Toñi depositó todo su peso sobre su pie izquierdo, el que patinaba sobre las visceras, así pasó por encima del monstruo, lo salvó, lo dejó atrás, pero tras unos cuantos traspiés se dio cuenta de que se estaba resbalando… Se movió deprisa, intentó mantenerse erguida, creyó que se salvaba, que lograba mantener el equilibrio, que sí, que era ágil, ay, que sí, que puedo… Ay…
Pero no pudo, cayó. En el último segundo sus pies se encontraron entre sí, tropezaron el uno con el otro y cayó rodando un tramo de escaleras. Con su huesuda espalda partió algunos barrotes de madera de la barandilla.
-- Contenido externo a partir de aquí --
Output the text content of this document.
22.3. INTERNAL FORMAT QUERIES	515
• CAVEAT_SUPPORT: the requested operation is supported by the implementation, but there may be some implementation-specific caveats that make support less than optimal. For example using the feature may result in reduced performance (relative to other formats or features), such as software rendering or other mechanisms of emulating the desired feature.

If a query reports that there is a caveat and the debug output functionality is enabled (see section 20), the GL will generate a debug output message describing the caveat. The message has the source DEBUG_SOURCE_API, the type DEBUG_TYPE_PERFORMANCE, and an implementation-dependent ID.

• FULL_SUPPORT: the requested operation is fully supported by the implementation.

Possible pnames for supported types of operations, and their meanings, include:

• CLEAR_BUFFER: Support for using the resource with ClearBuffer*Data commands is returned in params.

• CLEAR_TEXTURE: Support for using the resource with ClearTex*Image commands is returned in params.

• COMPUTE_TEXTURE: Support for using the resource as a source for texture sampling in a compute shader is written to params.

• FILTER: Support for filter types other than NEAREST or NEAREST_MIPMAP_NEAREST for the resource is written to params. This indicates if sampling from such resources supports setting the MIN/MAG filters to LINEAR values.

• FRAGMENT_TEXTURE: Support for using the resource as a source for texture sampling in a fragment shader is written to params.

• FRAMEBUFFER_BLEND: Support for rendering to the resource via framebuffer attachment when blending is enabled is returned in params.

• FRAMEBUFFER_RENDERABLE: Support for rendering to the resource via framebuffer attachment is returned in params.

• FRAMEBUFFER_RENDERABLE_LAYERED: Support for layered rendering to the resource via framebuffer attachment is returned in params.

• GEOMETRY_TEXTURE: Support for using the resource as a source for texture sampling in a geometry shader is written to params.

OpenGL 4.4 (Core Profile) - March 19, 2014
Ella, que había sobrevivido sin un rasguño a una caída en el patio de su casa agarrada a un canalón, esperaba tener la misma suerte ahora que sólo habían sido unos cuantos escalones y cuando el ser reptante empezó a bajar hacia ella despacio, emitiendo su líquido sonido de arrastre, Toñi se levantó de golpe para huir a la carrera. Pero las piernas le fallaron, le dolían terriblemente y la cabeza se le iba, no podía mantener la mirada fija. El oscuro portal dio vueltas a su alrededor de nuevo, el pequeño ventanuco del tercero se acercó a ella deprisa, dando vueltas a su alrededor como una peonza. Sólo cuando estuvo de nuevo tirada en el piso de madera fue consciente de que había vuelto a caer por otro tramo de escaleras. Esta vez se sentía agotada, le pinchaban los pulmones al respirar… No sabía si tendría fuerzas para incorporarse y seguir huyendo. Quizá arrastrándose… Sí, podía huir a rastras de un monstruo que le perseguía a rastras; estaban en igualdad de condiciones.